Di balik sejarah politik tersebut, ada aroma hegemoni partai yang tampaknya selalu menjadi perhatian publik. Bahwa PDIP layak dianggap menerapkan hegemoni partai, dengan mengusung seorang wali kota untuk diadu dalam pemilihan gubernur, dan setelah menjadi gubernur diadu lagi dalam pemilihan presiden.
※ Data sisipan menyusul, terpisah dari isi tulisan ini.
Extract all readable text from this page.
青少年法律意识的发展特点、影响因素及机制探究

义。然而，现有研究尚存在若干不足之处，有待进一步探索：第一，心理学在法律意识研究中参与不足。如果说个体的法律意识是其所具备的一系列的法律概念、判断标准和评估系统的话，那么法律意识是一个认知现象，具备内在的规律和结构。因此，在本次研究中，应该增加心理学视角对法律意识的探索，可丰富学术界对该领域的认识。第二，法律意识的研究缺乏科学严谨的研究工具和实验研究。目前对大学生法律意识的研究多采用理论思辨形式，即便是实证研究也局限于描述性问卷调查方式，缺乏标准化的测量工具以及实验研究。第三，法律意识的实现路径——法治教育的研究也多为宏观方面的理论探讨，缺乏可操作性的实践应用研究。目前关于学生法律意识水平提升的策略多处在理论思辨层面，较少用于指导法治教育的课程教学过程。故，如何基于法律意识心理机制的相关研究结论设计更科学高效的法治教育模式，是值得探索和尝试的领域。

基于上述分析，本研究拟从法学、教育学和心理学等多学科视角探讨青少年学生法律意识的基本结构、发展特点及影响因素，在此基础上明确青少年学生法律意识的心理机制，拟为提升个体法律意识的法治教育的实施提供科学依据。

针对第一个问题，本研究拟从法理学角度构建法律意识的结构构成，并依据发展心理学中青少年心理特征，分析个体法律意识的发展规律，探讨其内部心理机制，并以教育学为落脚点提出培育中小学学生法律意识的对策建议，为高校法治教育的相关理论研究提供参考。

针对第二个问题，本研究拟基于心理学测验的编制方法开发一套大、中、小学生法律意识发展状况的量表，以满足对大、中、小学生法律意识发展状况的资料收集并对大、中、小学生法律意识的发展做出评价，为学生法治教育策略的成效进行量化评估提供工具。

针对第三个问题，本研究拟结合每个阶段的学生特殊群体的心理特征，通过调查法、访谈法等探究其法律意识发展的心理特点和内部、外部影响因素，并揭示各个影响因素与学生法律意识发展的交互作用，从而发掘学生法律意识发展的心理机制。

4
Hegemoni partai bagi PDIP tampaknya dianggap positif, karena tujuannya untuk mengusung figur terbaik menjadi pemimpin hingga level tertinggi. Mungkin karena itulah, layak diduga bahwa PDIP akan tetap mengusung Risma untuk menjadi calon gubernur pada Pilkada DKI Jakarta 2017.
Jika dugaan tersebut tidak keliru, bisa jadi nasib Risma akan seperti Jokowi. Artinya, jika Risma betul-betul diusung PDIP untuk menjadi calon gubernur, dan ternyata bisa menjadi gubernur di DKI Jakarta mungkin nanti juga akan diusung menjadi calon presiden pada Pilpres 2019, dan bisa jadi akan menjadi Presiden menggantikan Jokowi (dalam hal ini jika, misalnya, Jokowi dianggap tidak layak lagi diusung oleh PDIP untuk menjadi calon presiden).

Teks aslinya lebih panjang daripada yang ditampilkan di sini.